In this talk, I will discuss a number of projects aimed at improving HLT applications across a broad range of typologically diverse languages by modeling morphological structure. These include the creation of a very large, normalized morphological paradigm database derived from Wiktionary, consensus-based morphology transfer via cross-lingual projection, and approaches to lemmatization and morphological analysis and generation based on recurrent neural network architectures. Much of this work falls under the umbrella of the UniMorph project here at CLSP, led by David Yarowsky and supported by DARPA LORELEI, and was developed in close collaboration with John Sylak-Glassman.

Biography

Dr.
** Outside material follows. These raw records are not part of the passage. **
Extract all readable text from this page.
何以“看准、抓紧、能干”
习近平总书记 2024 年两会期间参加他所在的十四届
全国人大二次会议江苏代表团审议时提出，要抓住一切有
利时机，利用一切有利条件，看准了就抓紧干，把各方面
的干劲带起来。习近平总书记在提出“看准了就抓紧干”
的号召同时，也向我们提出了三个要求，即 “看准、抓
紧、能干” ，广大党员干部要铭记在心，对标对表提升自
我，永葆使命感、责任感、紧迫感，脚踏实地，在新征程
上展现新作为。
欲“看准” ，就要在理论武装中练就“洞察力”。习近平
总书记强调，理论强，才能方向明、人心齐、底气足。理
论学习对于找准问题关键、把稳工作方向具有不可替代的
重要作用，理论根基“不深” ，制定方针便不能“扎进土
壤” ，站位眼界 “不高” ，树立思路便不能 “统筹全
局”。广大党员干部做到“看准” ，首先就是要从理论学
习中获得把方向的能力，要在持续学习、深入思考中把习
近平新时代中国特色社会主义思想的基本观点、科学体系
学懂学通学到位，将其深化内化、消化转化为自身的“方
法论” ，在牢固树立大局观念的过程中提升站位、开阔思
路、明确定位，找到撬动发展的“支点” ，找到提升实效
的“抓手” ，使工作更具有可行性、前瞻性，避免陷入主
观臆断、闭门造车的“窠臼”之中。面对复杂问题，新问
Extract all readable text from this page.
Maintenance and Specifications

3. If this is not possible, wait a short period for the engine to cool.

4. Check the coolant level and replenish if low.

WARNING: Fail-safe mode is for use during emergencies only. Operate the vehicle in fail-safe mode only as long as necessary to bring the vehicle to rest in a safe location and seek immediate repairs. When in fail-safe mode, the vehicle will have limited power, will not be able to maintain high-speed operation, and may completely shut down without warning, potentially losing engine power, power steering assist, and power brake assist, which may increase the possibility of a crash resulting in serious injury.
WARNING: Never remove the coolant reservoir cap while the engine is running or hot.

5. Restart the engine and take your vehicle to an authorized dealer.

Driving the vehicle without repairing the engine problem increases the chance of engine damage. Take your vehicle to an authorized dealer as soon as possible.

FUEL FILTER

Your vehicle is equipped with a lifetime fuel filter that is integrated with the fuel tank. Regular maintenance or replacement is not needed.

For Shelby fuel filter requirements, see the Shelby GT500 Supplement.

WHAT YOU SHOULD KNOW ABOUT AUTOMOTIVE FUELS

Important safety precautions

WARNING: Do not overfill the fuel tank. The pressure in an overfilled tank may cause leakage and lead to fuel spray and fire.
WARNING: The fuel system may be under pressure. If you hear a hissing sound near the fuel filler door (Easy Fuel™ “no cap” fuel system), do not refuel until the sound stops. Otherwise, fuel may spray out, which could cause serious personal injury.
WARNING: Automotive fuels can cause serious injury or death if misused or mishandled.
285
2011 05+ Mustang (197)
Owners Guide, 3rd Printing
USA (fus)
Christo Kirov, PhD, is a Postdoctoral Research Fellow at the Center for Language and Speech Processing at JHU, working with David Yarowsky. His current research combines novel machine learning approaches with traditional linguistics to represent and learn morphological systems across the world’s languages, and to leverage this level of language structure in Machine Translation, Information Extraction, and other HLT tasks. Prior to joining CLSP, he was a Visiting Professor at the Georgetown University Linguistics Department. He has received his PhD in Cognitive Science from Johns Hopkins University studying under Colin Wilson, with dissertation work focusing on Bayesian approaches to phonology and phonetic expression.